Going from 1960 to the month before the Lehman crisis in 2008, the average exponential growth rate was around about 5.9%, year in/year out. It followed that track very closely. Then of course we had TARP and all of the rest of it. And then we had QE. And guess what? The level of fiat-money quantity is now over 60% above that long-term trend line. Now, if we stand back unemotionally and look at that chart, we would say that this is monetary hyperinflation.
Here we have this situation now where the Central Bank, the Fed, is having to produce money to finance the government deficit. It’s having to produce money to keep interest rates down so that the banks don't have balance-sheet problems. And if it slows down in that production of money, and even if it doesn't increase the rate of the production of that money, then our world is going to come to a rather nasty halt.
It looks like not only are we in a debt trap, but we are in a hyperinflationary trap, potentially. We need someone who is really quite strong and understands these things to be able to stand on the system and say, no more!
So my question to you, Chris, is, can anyone do that? Do you think Janet Yellen will do that?
One of the things that's interesting in this, which I think is a dynamic that is going to play out over the next few months, is, here we are expanding a quantity of money hugely. But at the same time, what we're not seeing is the prices of raw materials, of things like that really reflecting that expansion of money. Now, there is always a time lag between the two effects. But actually we are seeing this effect on certain things, and in a way in which one would expect. That is that asset prices, particularly things like property, are beginning to rise.
What FMQ Indicates for Gold
The one thing which I think is being triggered is gold. We had a good rise today. We had about a $40 rise. Now I think that this is something quite significant, really, for a number of reasons, but if I go back to my FMQ (fiat money quantity), if I adjust the price of gold from just before Lehman Brothers went under, I think I'm right in saying that in July 2008, the price of gold at the close of that month was $918/ounce.

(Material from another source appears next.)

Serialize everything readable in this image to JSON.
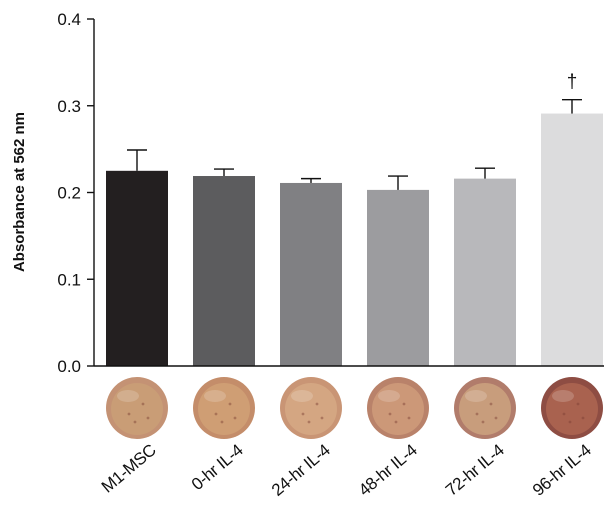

Now, if you adjust that price by the extra fiat money quantity that is now in circulation, gold has actually gone down, in real terms if you like, by about 30%. Put another way, if the price of gold was to match in real terms that $918 level, it would today be about $1,860. So we have this extraordinary thing where gold, for whatever reason, has become extremely undervalued compared to where it was before Lehman Brothers went under. Now this is important, because before Lehman Brothers went under, not many people actually understood systemic risk. So the price of gold did not really include the weighting for systemic risk.
The other thing I would say is that since then, with our FMQ having taken off, there is a substantial hyperinflation risk that is going to affect prices somewhere down the line. And yet, gold is trading at a discount of 30% to where it was before all of this happened, so it is horribly mispriced.